Things were great at first, madly in love etc. We did used to have some rows - and they could be blazing (probably more my fault, I am the more fiery one).

Gradually, my husband got more upset after rows and would stop talking to me for periods of time. I began to avoid arguements and certainly reign in my fiery side - as he requested.

We have been through couple counselling and did about 6 months - things did get a bit better and then he wanted to stop.

He also took some anti-depressants around the same time, but stopped them early.

He left the family home for a few days a few months ago, and I said he could come home, but asked if he could please have some individual counselling, as our couple therapist had suggested. He hasn't done this.

I feel like he is destroying our marriage and I will not be able to put up with it any longer. Being at home is very miserable for me and stressful. I feel very lonely, my self-confidence is dropping. I am starting to get ill.

I am planning to have some individual therapy now to help me through this difficult time.

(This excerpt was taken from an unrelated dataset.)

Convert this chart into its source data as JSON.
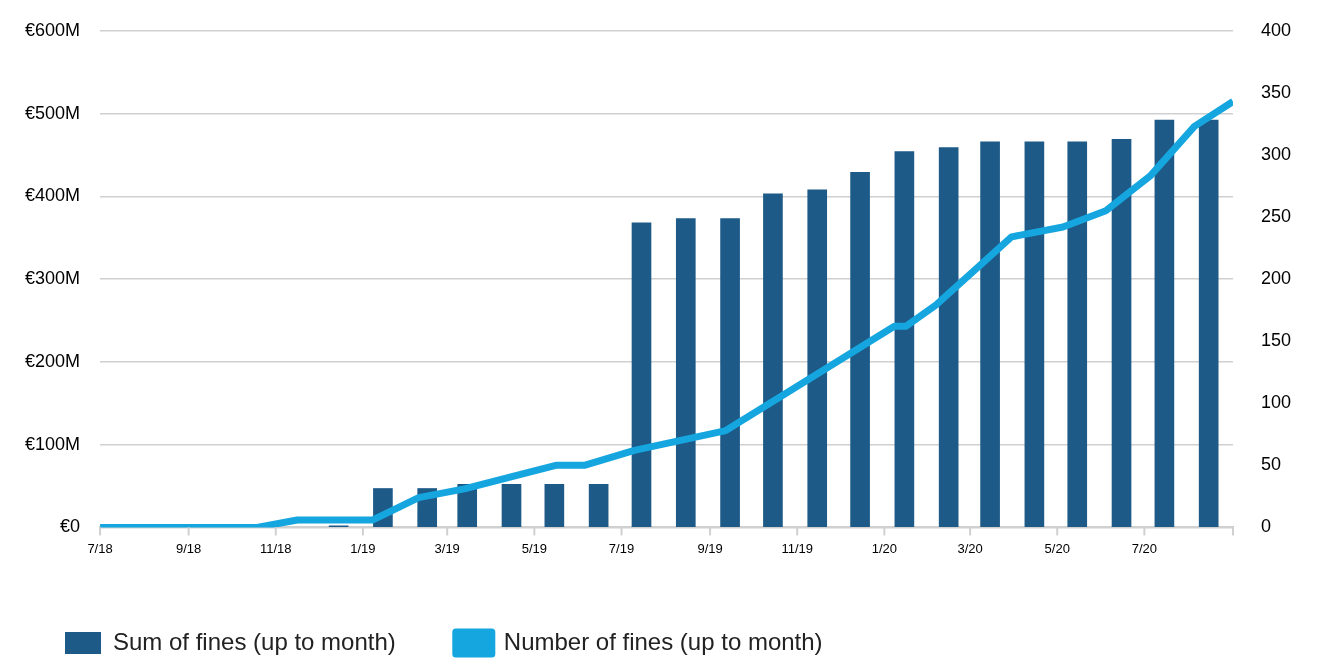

I am coming to the conclusion that although he is generally a perfectly nice person he can't cope in an intimate relationship.

Any suggestions? Does this sound like a hopeless case?

OP posts:
Anniegetyourgun · 24/05/2010 11:53

Honey, welcome to the club. There's a lot of those miserable sulking blokes (not to mention a few blokesses) out there and many Mumsnetters either are, or used to be married to one.

I'm a used-to-be, so my advice will probably be a bit strong (to make up for the years I put up with it which I now regret), and that advice is: kick the beggar out, and tell him he will get help for his "issues" before he ever comes back. Go see a solicitor to see what your rights will be if you divorce, and let H know you have done so. And don't stand for this sulking nonsense for another five minutes.

Went out with a couple of friends, one of whom was male, huh! It's one of the standard controlling techniques, jealousy manufactured out of nothing much, and giving you the extended silent treatment is another. He's read the textbook "How to be a controlling arse in your marriage". I'd swear such a book must exist because all abusive partners seem to follow the techniques so precisely.

TBC123 · 24/05/2010 12:31

Yes, am planning to see a solicitor just for some advice so I can be in the best position possible if we do split up.